Naomi just stood there, and Kara was beginning to get exasperated. She said, “Rub your hands over the floor. Look for a gap or an iron ring or hinges.”
“But-” Naomi looked away. “It's dirty.”
Kara went back to searching the walls, afraid if she said anything she would lose her temper. She came to the corner of the nook, brushing by some vines. The seconds ticked into minutes. Kara began
to fret worse and worse. Vayne could be dead, he could be hurt, he could be under some dark mage's evil spell...
Icari whispered, “Found it!”
The young women turned in unison. Icari had taken the two oil lamps off of the stump after blowing one out. He wedged his fingers in the thick, ringed grooves of it, under a patch of dried moss.
Kara could have slapped herself, it was so obvious. The stump was just the right size for a secret ladder down to the cellar.
The trapdoor popped up in an explosion of dust and moss chunks. Icari slammed back into a thrusting tree branch. He cried out and dropped down, holding his side.
She stumbled over to him, coughing and retching at the sweet-dirt taste of ancient moss on her tongue. She wheezed, “You okay?”

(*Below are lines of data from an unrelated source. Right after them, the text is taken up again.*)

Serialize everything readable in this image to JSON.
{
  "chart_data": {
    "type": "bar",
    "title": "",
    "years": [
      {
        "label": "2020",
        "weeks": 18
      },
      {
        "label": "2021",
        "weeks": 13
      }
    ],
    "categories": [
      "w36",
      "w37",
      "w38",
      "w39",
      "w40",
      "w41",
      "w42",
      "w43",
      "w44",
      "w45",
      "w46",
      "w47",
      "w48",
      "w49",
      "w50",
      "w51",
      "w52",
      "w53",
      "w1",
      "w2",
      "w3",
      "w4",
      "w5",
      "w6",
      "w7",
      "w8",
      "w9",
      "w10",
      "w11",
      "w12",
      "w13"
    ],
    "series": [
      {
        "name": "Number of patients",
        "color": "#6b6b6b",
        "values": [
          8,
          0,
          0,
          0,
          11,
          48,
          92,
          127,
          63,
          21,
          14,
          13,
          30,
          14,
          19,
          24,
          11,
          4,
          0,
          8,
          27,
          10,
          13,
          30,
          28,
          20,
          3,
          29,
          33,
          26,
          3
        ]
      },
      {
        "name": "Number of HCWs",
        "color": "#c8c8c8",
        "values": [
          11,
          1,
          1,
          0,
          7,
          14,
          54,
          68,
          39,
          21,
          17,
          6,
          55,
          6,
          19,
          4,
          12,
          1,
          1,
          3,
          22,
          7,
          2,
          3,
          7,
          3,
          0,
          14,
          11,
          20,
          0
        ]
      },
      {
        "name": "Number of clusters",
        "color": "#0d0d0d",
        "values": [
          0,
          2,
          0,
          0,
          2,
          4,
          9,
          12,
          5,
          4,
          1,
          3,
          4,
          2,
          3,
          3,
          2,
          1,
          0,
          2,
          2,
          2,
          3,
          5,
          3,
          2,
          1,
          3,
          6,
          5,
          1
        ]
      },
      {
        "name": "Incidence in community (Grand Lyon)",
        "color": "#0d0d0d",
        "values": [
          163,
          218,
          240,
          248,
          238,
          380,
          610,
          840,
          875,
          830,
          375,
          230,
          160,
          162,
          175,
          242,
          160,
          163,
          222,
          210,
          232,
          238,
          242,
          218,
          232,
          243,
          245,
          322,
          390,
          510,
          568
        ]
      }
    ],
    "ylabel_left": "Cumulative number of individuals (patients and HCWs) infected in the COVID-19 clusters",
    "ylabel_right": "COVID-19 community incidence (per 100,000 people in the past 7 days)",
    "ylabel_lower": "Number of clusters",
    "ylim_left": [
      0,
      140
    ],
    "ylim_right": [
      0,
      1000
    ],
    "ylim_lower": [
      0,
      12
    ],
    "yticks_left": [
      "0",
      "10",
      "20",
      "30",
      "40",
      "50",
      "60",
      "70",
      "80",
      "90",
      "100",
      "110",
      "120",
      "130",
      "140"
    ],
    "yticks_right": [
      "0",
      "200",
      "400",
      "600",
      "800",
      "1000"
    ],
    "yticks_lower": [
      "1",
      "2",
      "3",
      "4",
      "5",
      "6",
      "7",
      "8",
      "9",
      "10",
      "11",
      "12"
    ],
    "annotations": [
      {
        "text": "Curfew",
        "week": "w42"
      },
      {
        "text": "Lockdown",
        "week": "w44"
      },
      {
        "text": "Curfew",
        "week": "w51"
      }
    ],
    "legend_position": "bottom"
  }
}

He sucked a breath in. “Fine. It just jabbed me in the rib.” She held her hand out and he took it with a grateful smile, his other hand still pressed to his side. “Just glad we found the door.”
“Me too.” Kara untangled her fingers from his when he seemed past the pain and quickly slid the spare lamp in the satchel. Naomi picked up the other lamp and peered down into the stump. “It's so dark.”
“Secret passages usually are,” Kara said dryly. “Ready to go? You know, if it is not too dirty?”
Naomi frowned at her then looked away. “I can't even see the bottom.”
Kara shrugged and swung over the lip. She was still trying to play it cool even though she was more scared than ever. “Let's go.”